Kornhaber is an assistant professor of English at the University of Texas at Austin. Her project, Women’s Work: The Female Screenwriter and the Development of Early American Film, is the first book-length study of the diverse group of women writers who played an outsized role in shaping the American film industry during the silent era. The work’s fundamental objective is to restore to the historical narrative these women’s transformational creative contributions.
Scott is an assistant professor of cinema and media studies at the UCLA School of Theater, Film and Television. Her project, Cinema’s Peculiar Institution, is the first comprehensive film-centered study exploring the evolution of censorship systems and patterns of representability that shaped the image of slavery on screen. The work focuses on the Classical Hollywood period, a time of intensifying civil rights struggles, and emphasizes repression as much as it does representation.
Kornhaber and Scott join 13 Academy film scholars who are currently working on projects and 15 other scholars whose works have already been published.
Academy film scholars with projects in progress are Jane Gaines, Charles Musser, Emily Thompson, Stuart Liebman, John Belton, Anne Friedberg, Harlow Robinson, Cari Beauchamp, Patrick Keating, Dan Streible, Thomas Schatz, Laurence Kardish and James Naremore.

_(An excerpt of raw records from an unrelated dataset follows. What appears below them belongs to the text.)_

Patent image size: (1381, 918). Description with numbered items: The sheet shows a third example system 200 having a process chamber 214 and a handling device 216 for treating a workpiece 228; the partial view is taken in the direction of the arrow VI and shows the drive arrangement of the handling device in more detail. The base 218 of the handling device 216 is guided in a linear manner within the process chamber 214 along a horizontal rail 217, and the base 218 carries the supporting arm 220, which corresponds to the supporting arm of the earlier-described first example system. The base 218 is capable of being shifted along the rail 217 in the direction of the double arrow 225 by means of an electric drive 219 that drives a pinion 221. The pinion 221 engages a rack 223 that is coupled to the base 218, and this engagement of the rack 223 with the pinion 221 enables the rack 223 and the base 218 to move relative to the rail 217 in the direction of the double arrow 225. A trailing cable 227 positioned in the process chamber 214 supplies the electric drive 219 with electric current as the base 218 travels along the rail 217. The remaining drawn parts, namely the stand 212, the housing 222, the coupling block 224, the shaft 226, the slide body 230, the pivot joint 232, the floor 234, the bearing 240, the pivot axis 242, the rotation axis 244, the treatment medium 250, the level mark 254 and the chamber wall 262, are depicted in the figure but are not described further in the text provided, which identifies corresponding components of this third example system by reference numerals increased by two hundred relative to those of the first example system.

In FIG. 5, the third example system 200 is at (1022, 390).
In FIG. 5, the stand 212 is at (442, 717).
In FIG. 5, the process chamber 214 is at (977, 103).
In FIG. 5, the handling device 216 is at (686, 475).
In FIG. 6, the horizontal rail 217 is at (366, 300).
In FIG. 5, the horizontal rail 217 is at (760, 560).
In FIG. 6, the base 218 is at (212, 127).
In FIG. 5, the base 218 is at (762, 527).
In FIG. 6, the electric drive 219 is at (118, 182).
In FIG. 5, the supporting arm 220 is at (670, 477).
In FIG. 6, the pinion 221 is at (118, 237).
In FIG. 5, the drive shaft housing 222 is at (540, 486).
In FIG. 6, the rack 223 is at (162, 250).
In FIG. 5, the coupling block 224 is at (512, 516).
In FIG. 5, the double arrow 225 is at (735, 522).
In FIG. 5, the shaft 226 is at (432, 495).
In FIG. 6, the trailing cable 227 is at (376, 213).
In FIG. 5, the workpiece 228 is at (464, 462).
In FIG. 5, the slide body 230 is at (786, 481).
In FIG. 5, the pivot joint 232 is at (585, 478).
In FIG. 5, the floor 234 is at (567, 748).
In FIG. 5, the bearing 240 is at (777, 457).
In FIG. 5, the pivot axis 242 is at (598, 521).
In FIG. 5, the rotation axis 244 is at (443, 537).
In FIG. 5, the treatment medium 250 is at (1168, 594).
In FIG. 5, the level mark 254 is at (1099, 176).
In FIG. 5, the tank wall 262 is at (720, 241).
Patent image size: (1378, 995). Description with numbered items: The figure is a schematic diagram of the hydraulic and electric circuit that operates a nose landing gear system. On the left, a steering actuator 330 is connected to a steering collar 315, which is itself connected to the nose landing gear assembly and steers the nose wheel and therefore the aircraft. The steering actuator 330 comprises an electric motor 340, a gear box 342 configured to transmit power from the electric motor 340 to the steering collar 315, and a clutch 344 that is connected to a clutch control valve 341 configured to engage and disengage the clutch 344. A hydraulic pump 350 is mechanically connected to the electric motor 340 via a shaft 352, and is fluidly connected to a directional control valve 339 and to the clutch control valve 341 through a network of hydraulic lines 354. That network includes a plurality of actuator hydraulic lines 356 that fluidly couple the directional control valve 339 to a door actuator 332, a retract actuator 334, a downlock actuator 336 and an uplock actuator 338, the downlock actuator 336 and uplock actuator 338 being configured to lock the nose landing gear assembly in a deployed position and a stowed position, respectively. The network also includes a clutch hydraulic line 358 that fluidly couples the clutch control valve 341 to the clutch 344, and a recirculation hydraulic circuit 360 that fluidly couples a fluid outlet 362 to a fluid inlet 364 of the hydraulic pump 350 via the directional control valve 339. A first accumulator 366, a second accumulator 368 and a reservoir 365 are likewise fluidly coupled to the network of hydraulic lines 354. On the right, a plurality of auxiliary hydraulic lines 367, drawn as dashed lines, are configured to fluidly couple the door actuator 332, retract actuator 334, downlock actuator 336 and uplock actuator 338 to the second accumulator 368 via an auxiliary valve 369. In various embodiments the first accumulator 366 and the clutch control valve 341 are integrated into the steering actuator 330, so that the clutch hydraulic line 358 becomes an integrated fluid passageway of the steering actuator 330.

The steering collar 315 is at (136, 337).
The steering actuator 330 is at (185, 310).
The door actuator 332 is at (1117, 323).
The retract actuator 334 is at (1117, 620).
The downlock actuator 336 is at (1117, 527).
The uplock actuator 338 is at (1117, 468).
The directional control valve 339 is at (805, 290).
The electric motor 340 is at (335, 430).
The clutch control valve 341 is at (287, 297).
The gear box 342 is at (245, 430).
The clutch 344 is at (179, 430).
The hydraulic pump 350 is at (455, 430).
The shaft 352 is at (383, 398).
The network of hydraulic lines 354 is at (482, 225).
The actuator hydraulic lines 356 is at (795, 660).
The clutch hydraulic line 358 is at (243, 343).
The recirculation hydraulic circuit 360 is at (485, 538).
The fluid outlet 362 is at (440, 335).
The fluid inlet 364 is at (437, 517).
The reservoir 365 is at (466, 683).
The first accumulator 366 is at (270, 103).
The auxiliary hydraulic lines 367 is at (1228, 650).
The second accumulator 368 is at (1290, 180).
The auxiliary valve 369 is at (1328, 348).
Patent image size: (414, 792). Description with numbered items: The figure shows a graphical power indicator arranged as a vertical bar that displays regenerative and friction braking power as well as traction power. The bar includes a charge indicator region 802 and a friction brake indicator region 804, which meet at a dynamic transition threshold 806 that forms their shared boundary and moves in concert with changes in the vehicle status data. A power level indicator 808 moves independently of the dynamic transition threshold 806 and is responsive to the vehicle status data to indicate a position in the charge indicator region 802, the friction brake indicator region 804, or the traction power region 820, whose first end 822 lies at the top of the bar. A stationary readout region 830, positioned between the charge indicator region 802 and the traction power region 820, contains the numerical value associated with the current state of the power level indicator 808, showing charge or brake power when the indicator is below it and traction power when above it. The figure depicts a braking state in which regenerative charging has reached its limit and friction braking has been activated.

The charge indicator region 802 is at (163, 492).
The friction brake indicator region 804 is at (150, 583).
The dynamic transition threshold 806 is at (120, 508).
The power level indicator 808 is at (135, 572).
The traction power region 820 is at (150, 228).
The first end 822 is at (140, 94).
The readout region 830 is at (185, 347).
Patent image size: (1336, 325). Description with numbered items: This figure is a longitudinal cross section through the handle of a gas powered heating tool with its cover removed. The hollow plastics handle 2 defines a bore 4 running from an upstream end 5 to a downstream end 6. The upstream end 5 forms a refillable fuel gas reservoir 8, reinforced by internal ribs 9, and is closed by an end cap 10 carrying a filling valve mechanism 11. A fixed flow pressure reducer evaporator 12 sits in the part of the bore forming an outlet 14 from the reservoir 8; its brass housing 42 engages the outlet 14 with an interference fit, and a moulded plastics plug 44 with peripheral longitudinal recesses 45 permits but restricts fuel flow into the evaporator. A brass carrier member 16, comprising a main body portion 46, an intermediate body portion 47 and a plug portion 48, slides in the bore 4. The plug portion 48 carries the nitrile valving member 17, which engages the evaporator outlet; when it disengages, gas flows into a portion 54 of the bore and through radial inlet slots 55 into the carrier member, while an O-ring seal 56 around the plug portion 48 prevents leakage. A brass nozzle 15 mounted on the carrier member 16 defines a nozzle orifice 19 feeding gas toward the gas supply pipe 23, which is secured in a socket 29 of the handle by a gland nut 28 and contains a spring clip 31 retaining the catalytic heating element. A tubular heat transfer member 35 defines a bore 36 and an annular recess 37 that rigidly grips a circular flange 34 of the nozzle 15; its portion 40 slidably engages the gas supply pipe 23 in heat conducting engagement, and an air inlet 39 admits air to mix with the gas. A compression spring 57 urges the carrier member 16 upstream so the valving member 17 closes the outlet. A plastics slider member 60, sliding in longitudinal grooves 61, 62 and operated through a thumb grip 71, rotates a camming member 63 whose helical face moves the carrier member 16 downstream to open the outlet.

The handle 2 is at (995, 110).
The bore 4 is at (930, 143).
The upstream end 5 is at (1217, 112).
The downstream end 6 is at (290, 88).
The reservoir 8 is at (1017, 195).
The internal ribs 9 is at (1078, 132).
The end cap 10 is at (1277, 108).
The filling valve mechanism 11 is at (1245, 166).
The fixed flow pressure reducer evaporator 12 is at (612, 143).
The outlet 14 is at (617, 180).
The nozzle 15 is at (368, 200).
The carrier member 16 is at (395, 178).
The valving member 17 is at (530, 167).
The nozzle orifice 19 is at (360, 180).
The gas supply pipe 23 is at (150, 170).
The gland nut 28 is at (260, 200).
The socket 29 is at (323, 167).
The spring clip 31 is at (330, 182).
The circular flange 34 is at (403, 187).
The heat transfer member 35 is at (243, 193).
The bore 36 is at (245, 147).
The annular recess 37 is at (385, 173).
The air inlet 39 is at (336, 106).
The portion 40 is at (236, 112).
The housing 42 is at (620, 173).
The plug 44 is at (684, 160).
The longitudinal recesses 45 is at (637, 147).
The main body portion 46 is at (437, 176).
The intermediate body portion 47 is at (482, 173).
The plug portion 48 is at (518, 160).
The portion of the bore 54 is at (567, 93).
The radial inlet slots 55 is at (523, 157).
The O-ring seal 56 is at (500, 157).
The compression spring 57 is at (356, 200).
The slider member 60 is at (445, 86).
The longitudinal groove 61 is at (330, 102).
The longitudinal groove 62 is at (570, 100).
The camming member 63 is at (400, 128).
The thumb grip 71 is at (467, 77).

Established in 1999, the Academy Film Scholars program is designed to support significant new works of film scholarship. The Academy’s cultural and educational wing – the Academy Foundation – annually grants $550,000 to film scholars, cultural organizations and film festivals throughout the U.S. and abroad. Through the Foundation, the Academy also presents a rich assortment of screenings and other public programs each year.